Freda Archeval, the Residence Director of Seven Hills, can see the change in Kim when she’s there. “She’s more independent. She dances…She helps with the cleaning, she likes to be in the kitchen.” Archeval even recalls the time Kim bathed herself.
Kim enjoys a snack after helping prepare for dinner at Seven Hills. Kim’s successful transition to her new home wasn’t an easy process for Kris, who compares the change to sending your kids off to college.
Rollin feels as though a weight has been lifted. “I'm the happiest father in the world. To see what she's got…She got what I couldn't and won't be able to do. I wouldn't be able to provide for her now, or in the future…the personal attention, making sure her needs are being taken care of, socially and physically.”
A framed photo of Kim and Rollin when they were younger. After nearly eight years of traveling back and forth from Ohio to care for her father and her sister, Kris now has some of her freedom back in her life.

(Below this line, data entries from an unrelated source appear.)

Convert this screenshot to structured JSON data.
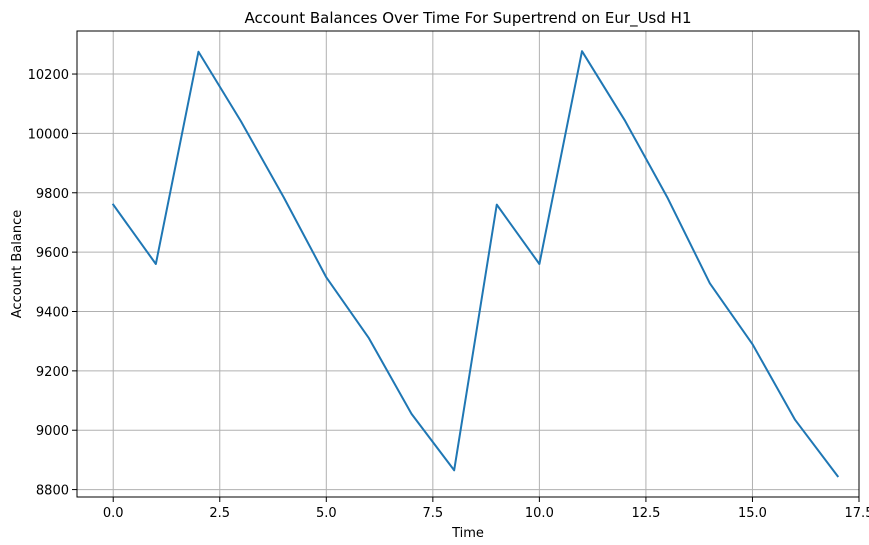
{
  "chart_data": {
    "type": "line",
    "title": "Account Balances Over Time For Supertrend on Eur_Usd H1",
    "xlabel": "Time",
    "ylabel": "Account Balance",
    "xlim": [
      -0.85,
      17.5
    ],
    "ylim": [
      8775,
      10345
    ],
    "xticks": [
      0.0,
      2.5,
      5.0,
      7.5,
      10.0,
      12.5,
      15.0,
      17.5
    ],
    "xtick_labels": [
      "0.0",
      "2.5",
      "5.0",
      "7.5",
      "10.0",
      "12.5",
      "15.0",
      "17.5"
    ],
    "yticks": [
      8800,
      9000,
      9200,
      9400,
      9600,
      9800,
      10000,
      10200
    ],
    "ytick_labels": [
      "8800",
      "9000",
      "9200",
      "9400",
      "9600",
      "9800",
      "10000",
      "10200"
    ],
    "grid": true,
    "series": [
      {
        "color": "#1f77b4",
        "x": [
          0,
          1,
          2,
          3,
          4,
          5,
          6,
          7,
          8,
          9,
          10,
          11,
          12,
          13,
          14,
          15,
          16,
          17
        ],
        "y": [
          9760,
          9560,
          10275,
          10040,
          9785,
          9515,
          9310,
          9055,
          8865,
          9760,
          9560,
          10277,
          10045,
          9785,
          9495,
          9290,
          9035,
          8845
        ]
      }
    ]
  }
}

Rollin is able to visit Kim often and see her succeed in her own environment. “I'm a firm believer in the fact in that the people there really care about these kids. Everything I’ve seen proves it. The folks are very patient, very accommodating, and very loving.” Kris can see a difference now that Kim is a resident at Seven Hills.
While the last few months have been a time of transition for the family, the changes have been in everyone’s best interest and Rollin knows his daughters will always be there for him, and for each other.
Kim hugs Rollin in her bedroom at Seven Hills as they say goodbye. “She's part of our family. She's a human being. She still carries my name…what else can I say? You do the best you can, and right now I think my wife would be in full accord with what we've done.”